The bulk of the book is devoted to showing why Polkinghorne finds no conflict between his skills as a physicist and his embrace of orthodox Christian faith. He argues that skepticism about the reliability of the New Testament and gospel portrait of Jesus are largely without grounds. The New Testament gospels were composed from sources close to the events they portray, their picture of Jesus is consistent and the view of Jesus as closely associated with God emerged very early and was not a late invention.
Polkinghorne finds the resurrection to be a historically credible event. He notes that the assertion that miracles can not occur is not a scientific position but a philosophical assertion.
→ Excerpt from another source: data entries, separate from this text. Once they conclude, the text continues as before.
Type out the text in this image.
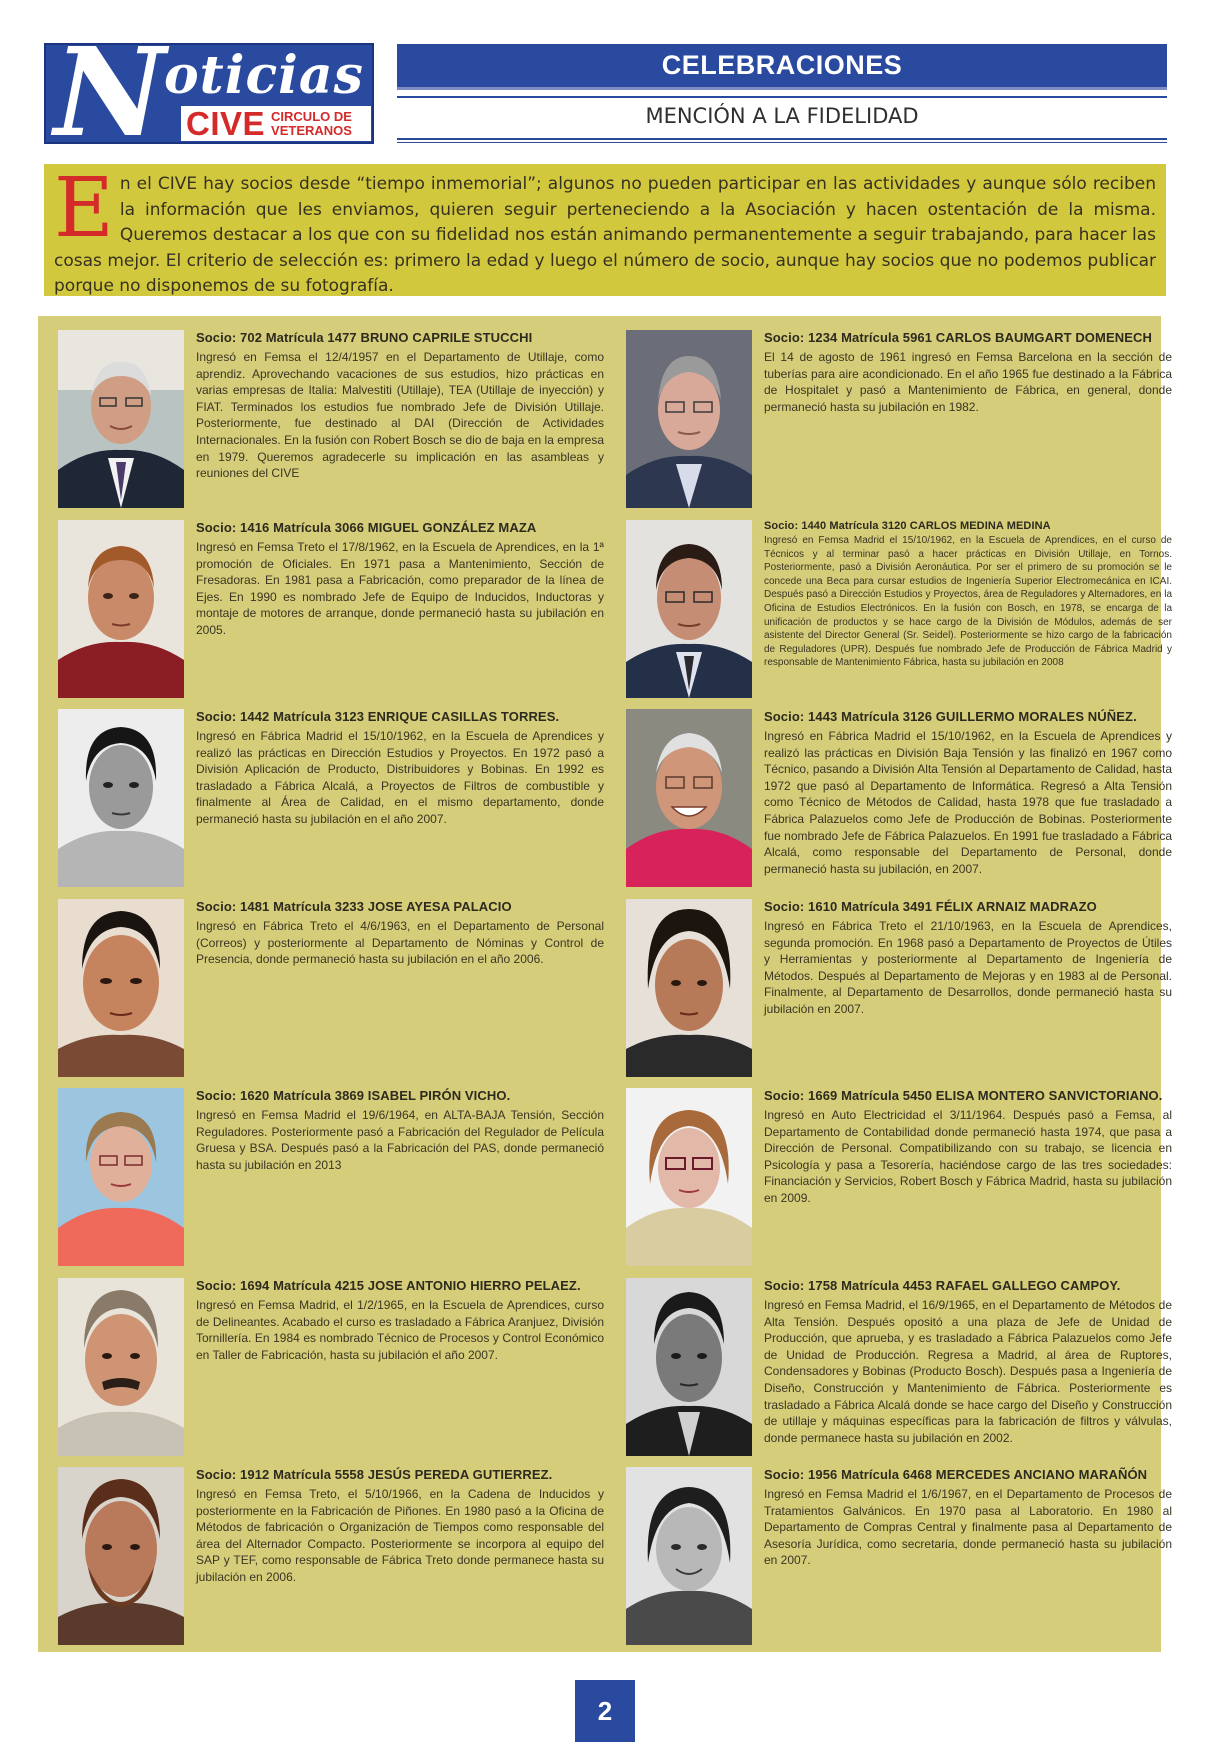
N
oticias
CIVE CIRCULO DE
VETERANOS
CELEBRACIONES
MENCIÓN A LA FIDELIDAD
E n el CIVE hay socios desde “tiempo inmemorial”; algunos no pueden participar en las actividades y aunque sólo reciben la información que les enviamos, quieren seguir perteneciendo a la Asociación y hacen ostentación de la misma. Queremos destacar a los que con su fidelidad nos están animando permanentemente a seguir trabajando, para hacer las cosas mejor. El criterio de selección es: primero la edad y luego el número de socio, aunque hay socios que no podemos publicar porque no disponemos de su fotografía.
Socio: 702 Matrícula 1477 BRUNO CAPRILE STUCCHI
Ingresó en Femsa el 12/4/1957 en el Departamento de Utillaje, como aprendiz. Aprovechando vacaciones de sus estudios, hizo prácticas en varias empresas de Italia: Malvestiti (Utillaje), TEA (Utillaje de inyección) y FIAT. Terminados los estudios fue nombrado Jefe de División Utillaje. Posteriormente, fue destinado al DAI (Dirección de Actividades Internacionales. En la fusión con Robert Bosch se dio de baja en la empresa en 1979. Queremos agradecerle su implicación en las asambleas y reuniones del CIVE
Socio: 1234 Matrícula 5961 CARLOS BAUMGART DOMENECH
El 14 de agosto de 1961 ingresó en Femsa Barcelona en la sección de tuberías para aire acondicionado. En el año 1965 fue destinado a la Fábrica de Hospitalet y pasó a Mantenimiento de Fábrica, en general, donde permaneció hasta su jubilación en 1982.
Socio: 1416 Matrícula 3066 MIGUEL GONZÁLEZ MAZA
Ingresó en Femsa Treto el 17/8/1962, en la Escuela de Aprendices, en la 1ª promoción de Oficiales. En 1971 pasa a Mantenimiento, Sección de Fresadoras. En 1981 pasa a Fabricación, como preparador de la línea de Ejes. En 1990 es nombrado Jefe de Equipo de Inducidos, Inductoras y montaje de motores de arranque, donde permaneció hasta su jubilación en 2005.
Socio: 1440 Matrícula 3120 CARLOS MEDINA MEDINA
Ingresó en Femsa Madrid el 15/10/1962, en la Escuela de Aprendices, en el curso de Técnicos y al terminar pasó a hacer prácticas en División Utillaje, en Tornos. Posteriormente, pasó a División Aeronáutica. Por ser el primero de su promoción se le concede una Beca para cursar estudios de Ingeniería Superior Electromecánica en ICAI. Después pasó a Dirección Estudios y Proyectos, área de Reguladores y Alternadores, en la Oficina de Estudios Electrónicos. En la fusión con Bosch, en 1978, se encarga de la unificación de productos y se hace cargo de la División de Módulos, además de ser asistente del Director General (Sr. Seidel). Posteriormente se hizo cargo de la fabricación de Reguladores (UPR). Después fue nombrado Jefe de Producción de Fábrica Madrid y responsable de Mantenimiento Fábrica, hasta su jubilación en 2008
Socio: 1442 Matrícula 3123 ENRIQUE CASILLAS TORRES.
Ingresó en Fábrica Madrid el 15/10/1962, en la Escuela de Aprendices y realizó las prácticas en Dirección Estudios y Proyectos. En 1972 pasó a División Aplicación de Producto, Distribuidores y Bobinas. En 1992 es trasladado a Fábrica Alcalá, a Proyectos de Filtros de combustible y finalmente al Área de Calidad, en el mismo departamento, donde permaneció hasta su jubilación en el año 2007.
Socio: 1443 Matrícula 3126 GUILLERMO MORALES NÚÑEZ.
Ingresó en Fábrica Madrid el 15/10/1962, en la Escuela de Aprendices y realizó las prácticas en División Baja Tensión y las finalizó en 1967 como Técnico, pasando a División Alta Tensión al Departamento de Calidad, hasta 1972 que pasó al Departamento de Informática. Regresó a Alta Tensión como Técnico de Métodos de Calidad, hasta 1978 que fue trasladado a Fábrica Palazuelos como Jefe de Producción de Bobinas. Posteriormente fue nombrado Jefe de Fábrica Palazuelos. En 1991 fue trasladado a Fábrica Alcalá, como responsable del Departamento de Personal, donde permaneció hasta su jubilación, en 2007.
Socio: 1481 Matrícula 3233 JOSE AYESA PALACIO
Ingresó en Fábrica Treto el 4/6/1963, en el Departamento de Personal (Correos) y posteriormente al Departamento de Nóminas y Control de Presencia, donde permaneció hasta su jubilación en el año 2006.
Socio: 1610 Matrícula 3491 FÉLIX ARNAIZ MADRAZO
Ingresó en Fábrica Treto el 21/10/1963, en la Escuela de Aprendices, segunda promoción. En 1968 pasó a Departamento de Proyectos de Útiles y Herramientas y posteriormente al Departamento de Ingeniería de Métodos. Después al Departamento de Mejoras y en 1983 al de Personal. Finalmente, al Departamento de Desarrollos, donde permaneció hasta su jubilación en 2007.
Socio: 1620 Matrícula 3869 ISABEL PIRÓN VICHO.
Ingresó en Femsa Madrid el 19/6/1964, en ALTA-BAJA Tensión, Sección Reguladores. Posteriormente pasó a Fabricación del Regulador de Película Gruesa y BSA. Después pasó a la Fabricación del PAS, donde permaneció hasta su jubilación en 2013
Socio: 1669 Matrícula 5450 ELISA MONTERO SANVICTORIANO.
Ingresó en Auto Electricidad el 3/11/1964. Después pasó a Femsa, al Departamento de Contabilidad donde permaneció hasta 1974, que pasa a Dirección de Personal. Compatibilizando con su trabajo, se licencia en Psicología y pasa a Tesorería, haciéndose cargo de las tres sociedades: Financiación y Servicios, Robert Bosch y Fábrica Madrid, hasta su jubilación en 2009.
Socio: 1694 Matrícula 4215 JOSE ANTONIO HIERRO PELAEZ.
Ingresó en Femsa Madrid, el 1/2/1965, en la Escuela de Aprendices, curso de Delineantes. Acabado el curso es trasladado a Fábrica Aranjuez, División Tornillería. En 1984 es nombrado Técnico de Procesos y Control Económico en Taller de Fabricación, hasta su jubilación el año 2007.
Socio: 1758 Matrícula 4453 RAFAEL GALLEGO CAMPOY.
Ingresó en Femsa Madrid, el 16/9/1965, en el Departamento de Métodos de Alta Tensión. Después opositó a una plaza de Jefe de Unidad de Producción, que aprueba, y es trasladado a Fábrica Palazuelos como Jefe de Unidad de Producción. Regresa a Madrid, al área de Ruptores, Condensadores y Bobinas (Producto Bosch). Después pasa a Ingeniería de Diseño, Construcción y Mantenimiento de Fábrica. Posteriormente es trasladado a Fábrica Alcalá donde se hace cargo del Diseño y Construcción de utillaje y máquinas específicas para la fabricación de filtros y válvulas, donde permanece hasta su jubilación en 2002.
Socio: 1912 Matrícula 5558 JESÚS PEREDA GUTIERREZ.
Ingresó en Femsa Treto, el 5/10/1966, en la Cadena de Inducidos y posteriormente en la Fabricación de Piñones. En 1980 pasó a la Oficina de Métodos de fabricación o Organización de Tiempos como responsable del área del Alternador Compacto. Posteriormente se incorpora al equipo del SAP y TEF, como responsable de Fábrica Treto donde permanece hasta su jubilación en 2006.
Socio: 1956 Matrícula 6468 MERCEDES ANCIANO MARAÑÓN
Ingresó en Femsa Madrid el 1/6/1967, en el Departamento de Procesos de Tratamientos Galvánicos. En 1970 pasa al Laboratorio. En 1980 al Departamento de Compras Central y finalmente pasa al Departamento de Asesoría Jurídica, como secretaria, donde permaneció hasta su jubilación en 2007.
2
Paul's testimony to the resurrection in 1 Corinthians 15 draws on established tradition which seems to go back to the event itself and it is difficult to argue that the narratives of Jesus' post-resurrection appearances are contrivances in that they portray the early church in an unflattering light and not expecting the resurrection and slow to accept it. Attempts to account for the radical transformation of the disciples and the existence of the Christianity through difficulty and persecution often involve contortions and outlandish hypotheses which are more incredible than resurrection faith.
Polkinghorne has important things to say about the development of the doctrine of the Trinity and about the existence of suffering and evil. In the final analysis, he is a Christian because Christianity makes sense of a complex world in a way that naturalism or atheism do not and are not able to.
This would be an ideal book to give to and discuss with a skeptic (and to read for oneself as well).